En 1940, les réfugiés espagnols qui ont fui la guerre civile espèrent trouver en France une terre d’accueil en attendant des jours meilleurs. Mais le gouvernement français, dépassé par le flux, répartit les arrivants dans différents camps, d'abord dans les Pyrénées-Orientales, à Saint-Cyprien, Argelès-sur-Mer, Le Barcarès. Des camps d'internement regroupent notamment des Basques et des anciens des Brigades internationales et de la division Durruti (Gurs, Le Vernet), des Catalans (Agde, Rivesaltes), des personnes âgées (Bram). Ils y vivront au rythme de l’évolution de la situation militaire européenne. Confrontés malgré eux aux aléas de l’Histoire, beaucoup nécessitent des soins, de l’aide, de l’attention. Ils souffrent de l’hygiène déplorable, la nourriture est insuffisante, les conditions de « détention » très dures, les familles séparées. Picasso a conscience de cela, tout comme il sait la force de résistance des « internés », soudés et solidaires. Les archives conservées aux Archives nationales sur l’organisation de ces camps permettent d’en percevoir les règles, les décisions politiques, d’écrire une histoire aux voix multiples et de comprendre la conscience d’une époque. Tout l’arsenal administratif s’y trouve dévoilé dans ses moindres détails, grâce aux nombreux échanges officiels et aux notes internes.

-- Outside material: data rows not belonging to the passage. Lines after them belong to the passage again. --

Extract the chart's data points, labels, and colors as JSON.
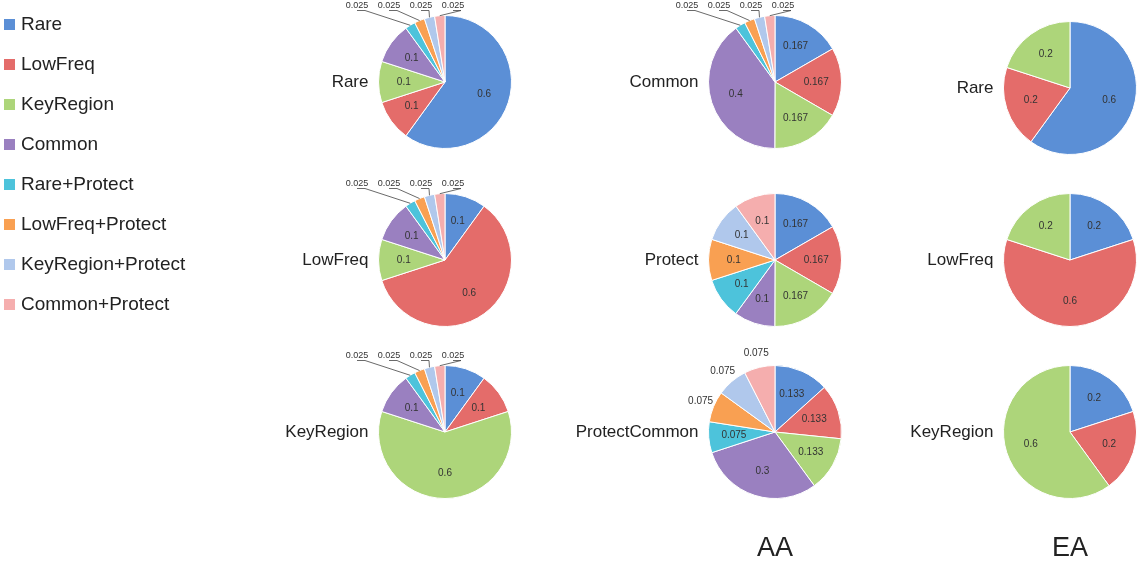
{
  "chart_data": [
    {
      "type": "pie",
      "title": "Rare",
      "legend": "left",
      "data_labels": true,
      "categories": [
        "Rare",
        "LowFreq",
        "KeyRegion",
        "Common",
        "Rare+Protect",
        "LowFreq+Protect",
        "KeyRegion+Protect",
        "Common+Protect"
      ],
      "values": [
        0.6,
        0.1,
        0.1,
        0.1,
        0.025,
        0.025,
        0.025,
        0.025
      ],
      "colors": [
        "#5b8fd6",
        "#e46c6a",
        "#add57a",
        "#9a80c0",
        "#4dc3db",
        "#f9a052",
        "#b0c8ec",
        "#f5aeae"
      ]
    },
    {
      "type": "pie",
      "title": "Common",
      "data_labels": true,
      "categories": [
        null,
        null,
        null,
        null,
        null,
        null,
        null,
        null
      ],
      "values": [
        0.167,
        0.167,
        0.167,
        0.4,
        0.025,
        0.025,
        0.025,
        0.025
      ],
      "colors": [
        "#5b8fd6",
        "#e46c6a",
        "#add57a",
        "#9a80c0",
        "#4dc3db",
        "#f9a052",
        "#b0c8ec",
        "#f5aeae"
      ]
    },
    {
      "type": "pie",
      "title": "Rare",
      "data_labels": true,
      "categories": [
        null,
        null,
        null
      ],
      "values": [
        0.6,
        0.2,
        0.2
      ],
      "colors": [
        "#5b8fd6",
        "#e46c6a",
        "#add57a"
      ]
    },
    {
      "type": "pie",
      "title": "LowFreq",
      "data_labels": true,
      "categories": [
        null,
        null,
        null,
        null,
        null,
        null,
        null,
        null
      ],
      "values": [
        0.1,
        0.6,
        0.1,
        0.1,
        0.025,
        0.025,
        0.025,
        0.025
      ],
      "colors": [
        "#5b8fd6",
        "#e46c6a",
        "#add57a",
        "#9a80c0",
        "#4dc3db",
        "#f9a052",
        "#b0c8ec",
        "#f5aeae"
      ]
    },
    {
      "type": "pie",
      "title": "Protect",
      "data_labels": true,
      "categories": [
        null,
        null,
        null,
        null,
        null,
        null,
        null,
        null
      ],
      "values": [
        0.167,
        0.167,
        0.167,
        0.1,
        0.1,
        0.1,
        0.1,
        0.1
      ],
      "colors": [
        "#5b8fd6",
        "#e46c6a",
        "#add57a",
        "#9a80c0",
        "#4dc3db",
        "#f9a052",
        "#b0c8ec",
        "#f5aeae"
      ]
    },
    {
      "type": "pie",
      "title": "LowFreq",
      "data_labels": true,
      "categories": [
        null,
        null,
        null
      ],
      "values": [
        0.2,
        0.6,
        0.2
      ],
      "colors": [
        "#5b8fd6",
        "#e46c6a",
        "#add57a"
      ]
    },
    {
      "type": "pie",
      "title": "KeyRegion",
      "data_labels": true,
      "categories": [
        null,
        null,
        null,
        null,
        null,
        null,
        null,
        null
      ],
      "values": [
        0.1,
        0.1,
        0.6,
        0.1,
        0.025,
        0.025,
        0.025,
        0.025
      ],
      "colors": [
        "#5b8fd6",
        "#e46c6a",
        "#add57a",
        "#9a80c0",
        "#4dc3db",
        "#f9a052",
        "#b0c8ec",
        "#f5aeae"
      ]
    },
    {
      "type": "pie",
      "title": "ProtectCommon",
      "data_labels": true,
      "annotations": [
        "AA"
      ],
      "categories": [
        null,
        null,
        null,
        null,
        null,
        null,
        null,
        null
      ],
      "values": [
        0.133,
        0.133,
        0.133,
        0.3,
        0.075,
        0.075,
        0.075,
        0.075
      ],
      "colors": [
        "#5b8fd6",
        "#e46c6a",
        "#add57a",
        "#9a80c0",
        "#4dc3db",
        "#f9a052",
        "#b0c8ec",
        "#f5aeae"
      ]
    },
    {
      "type": "pie",
      "title": "KeyRegion",
      "data_labels": true,
      "annotations": [
        "EA"
      ],
      "categories": [
        null,
        null,
        null
      ],
      "values": [
        0.2,
        0.2,
        0.6
      ],
      "colors": [
        "#5b8fd6",
        "#e46c6a",
        "#add57a"
      ]
    }
  ]
}
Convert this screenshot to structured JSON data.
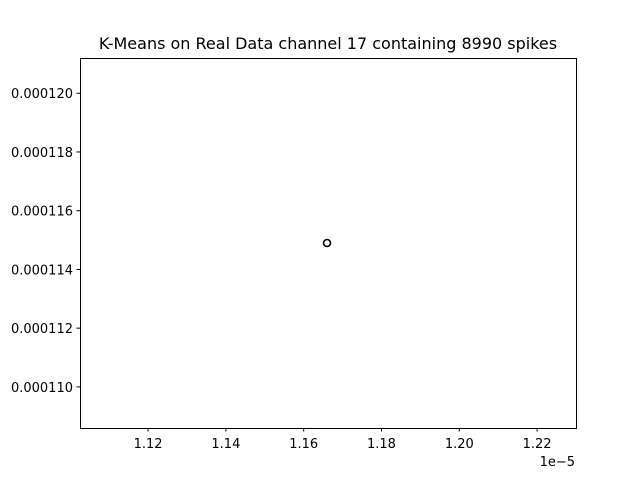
{
  "chart_data": {
    "type": "scatter",
    "title": "K-Means on Real Data channel 17 containing 8990 spikes",
    "xlabel": "",
    "ylabel": "",
    "x_offset_text": "1e−5",
    "xlim": [
      1.1025,
      1.23
    ],
    "ylim": [
      0.0001086,
      0.0001212
    ],
    "x_ticks": [
      1.12,
      1.14,
      1.16,
      1.18,
      1.2,
      1.22
    ],
    "x_tick_labels": [
      "1.12",
      "1.14",
      "1.16",
      "1.18",
      "1.20",
      "1.22"
    ],
    "y_ticks": [
      0.00011,
      0.000112,
      0.000114,
      0.000116,
      0.000118,
      0.00012
    ],
    "y_tick_labels": [
      "0.000110",
      "0.000112",
      "0.000114",
      "0.000116",
      "0.000118",
      "0.000120"
    ],
    "grid": false,
    "series": [
      {
        "points": [
          {
            "x": 1.166,
            "y": 0.0001149
          }
        ],
        "marker": "open-circle",
        "color": "#000000"
      }
    ]
  }
}
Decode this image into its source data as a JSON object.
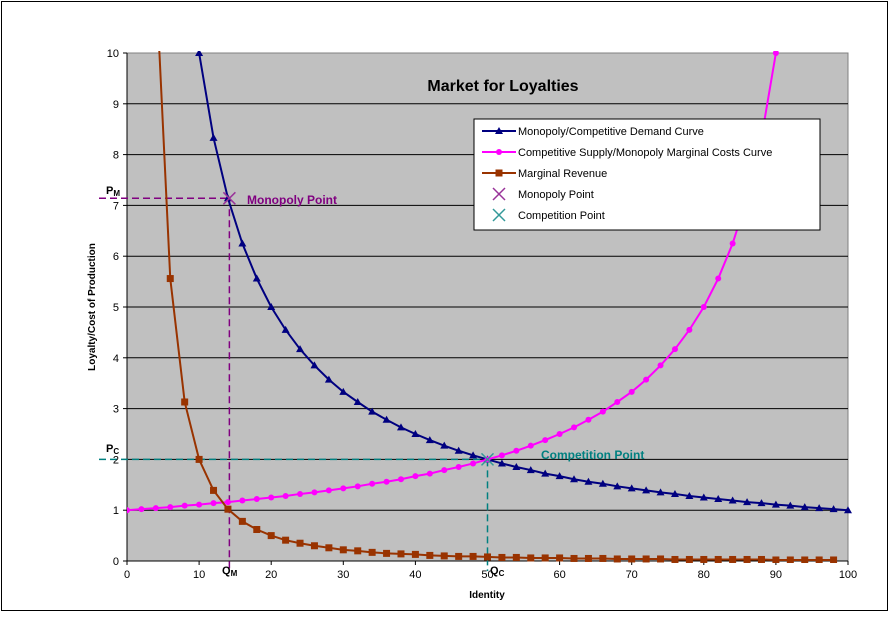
{
  "chart_data": {
    "type": "line",
    "title": "Market for Loyalties",
    "xlabel": "Identity",
    "ylabel": "Loyalty/Cost of Production",
    "xlim": [
      0,
      100
    ],
    "ylim": [
      0,
      10
    ],
    "x_ticks": [
      0,
      10,
      20,
      30,
      40,
      50,
      60,
      70,
      80,
      90,
      100
    ],
    "y_ticks": [
      0,
      1,
      2,
      3,
      4,
      5,
      6,
      7,
      8,
      9,
      10
    ],
    "grid": "horizontal",
    "background": "#c0c0c0",
    "legend_position": "top-right",
    "series": [
      {
        "name": "Monopoly/Competitive Demand Curve",
        "color": "#000080",
        "marker": "triangle",
        "x": [
          10,
          12,
          14,
          16,
          18,
          20,
          22,
          24,
          26,
          28,
          30,
          32,
          34,
          36,
          38,
          40,
          42,
          44,
          46,
          48,
          50,
          52,
          54,
          56,
          58,
          60,
          62,
          64,
          66,
          68,
          70,
          72,
          74,
          76,
          78,
          80,
          82,
          84,
          86,
          88,
          90,
          92,
          94,
          96,
          98,
          100
        ],
        "y": [
          10,
          8.33,
          7.14,
          6.25,
          5.56,
          5,
          4.55,
          4.17,
          3.85,
          3.57,
          3.33,
          3.13,
          2.94,
          2.78,
          2.63,
          2.5,
          2.38,
          2.27,
          2.17,
          2.08,
          2,
          1.92,
          1.85,
          1.79,
          1.72,
          1.67,
          1.61,
          1.56,
          1.52,
          1.47,
          1.43,
          1.39,
          1.35,
          1.32,
          1.28,
          1.25,
          1.22,
          1.19,
          1.16,
          1.14,
          1.11,
          1.09,
          1.06,
          1.04,
          1.02,
          1
        ]
      },
      {
        "name": "Competitive Supply/Monopoly Marginal Costs Curve",
        "color": "#ff00ff",
        "marker": "circle",
        "x": [
          0,
          2,
          4,
          6,
          8,
          10,
          12,
          14,
          16,
          18,
          20,
          22,
          24,
          26,
          28,
          30,
          32,
          34,
          36,
          38,
          40,
          42,
          44,
          46,
          48,
          50,
          52,
          54,
          56,
          58,
          60,
          62,
          64,
          66,
          68,
          70,
          72,
          74,
          76,
          78,
          80,
          82,
          84,
          86,
          88,
          90
        ],
        "y": [
          1,
          1.02,
          1.04,
          1.06,
          1.09,
          1.11,
          1.14,
          1.16,
          1.19,
          1.22,
          1.25,
          1.28,
          1.32,
          1.35,
          1.39,
          1.43,
          1.47,
          1.52,
          1.56,
          1.61,
          1.67,
          1.72,
          1.79,
          1.85,
          1.92,
          2,
          2.08,
          2.17,
          2.27,
          2.38,
          2.5,
          2.63,
          2.78,
          2.94,
          3.13,
          3.33,
          3.57,
          3.85,
          4.17,
          4.55,
          5,
          5.56,
          6.25,
          7.14,
          8.33,
          10
        ]
      },
      {
        "name": "Marginal Revenue",
        "color": "#993300",
        "marker": "square",
        "x": [
          4.5,
          6,
          8,
          10,
          12,
          14,
          16,
          18,
          20,
          22,
          24,
          26,
          28,
          30,
          32,
          34,
          36,
          38,
          40,
          42,
          44,
          46,
          48,
          50,
          52,
          54,
          56,
          58,
          60,
          62,
          64,
          66,
          68,
          70,
          72,
          74,
          76,
          78,
          80,
          82,
          84,
          86,
          88,
          90,
          92,
          94,
          96,
          98
        ],
        "y": [
          10,
          5.56,
          3.13,
          2,
          1.39,
          1.02,
          0.78,
          0.62,
          0.5,
          0.41,
          0.35,
          0.3,
          0.26,
          0.22,
          0.2,
          0.17,
          0.15,
          0.14,
          0.13,
          0.11,
          0.1,
          0.09,
          0.09,
          0.08,
          0.07,
          0.07,
          0.06,
          0.06,
          0.06,
          0.05,
          0.05,
          0.05,
          0.04,
          0.04,
          0.04,
          0.04,
          0.03,
          0.03,
          0.03,
          0.03,
          0.03,
          0.03,
          0.03,
          0.02,
          0.02,
          0.02,
          0.02,
          0.02
        ]
      },
      {
        "name": "Monopoly Point",
        "color": "#993399",
        "marker": "x",
        "x": [
          14.2
        ],
        "y": [
          7.14
        ]
      },
      {
        "name": "Competition Point",
        "color": "#339999",
        "marker": "x",
        "x": [
          50
        ],
        "y": [
          2
        ]
      }
    ],
    "annotations": {
      "monopoly_point_label": "Monopoly Point",
      "competition_point_label": "Competition Point",
      "pm_main": "P",
      "pm_sub": "M",
      "pc_main": "P",
      "pc_sub": "C",
      "qm_main": "Q",
      "qm_sub": "M",
      "qc_main": "Q",
      "qc_sub": "C"
    },
    "reference_lines": {
      "monopoly": {
        "x": 14.2,
        "y": 7.14,
        "color": "#800080"
      },
      "competition": {
        "x": 50,
        "y": 2,
        "color": "#008080"
      }
    }
  }
}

Picasso est personnellement confronté à cette tragédie lorsque ses deux neveux, Javier et Josefin Vilató passent la frontière française et sont internés dans le camp d’Argelès-sur-Mer. Javier s’est engagé dans les troupes républicaines et a rejoint son frère sur le front en 1939. Lorsque l’armée républicaine bat en retraite, ils partent en France avec le flot de réfugiés tentant de fuir la progression des troupes nationalistes. Picasso se démène et parvient à les faire libérer avec l’aide d’Albert Sarrut, alors ministre de l’Intérieur. Ce dernier, ayant visité les camps de fortune créés pour accueillir les réfugiés espagnols au mois de janvier 1939, est sans doute particulièrement réceptif à sa demande, qui coïncide avec cette inspection, et lui apporte son aide. Javier et Josefin arrivent à Paris en février et l’artiste les prend en charge. Les deux frères restent en France jusqu’au mois de septembre. Ils prennent la décision de retourner en Espagne quand la Seconde Guerre mondiale éclate. Durant ces quelques mois, Picasso les voit beaucoup, les présente au cercle intellectuel qu’il fréquente et leur permet de travailler la peinture et la gravure. Ils repartent en laissant leurs toiles chez lui.
Picasso, lui, rejoint sa compagne Marie-Thérèse et la petite Maya à Royan. Il s’installe avec Dora Maar, repart à Paris mais revient en mai 1940 quand se profile la défaite pour finalement retourner à Paris avec Dora, laissant Marie-Thérèse et leur fille loin des dangers de la capitale en guerre. Tourmenté, partagé entre sa vie conjugale compliquée et l’atmosphère générale tendue, Picasso traduit ces situations angoissantes dans ses tableaux où l’on trouve beaucoup de brutalité, des gisants, des crânes à foison et des personnages oppressants et sombres.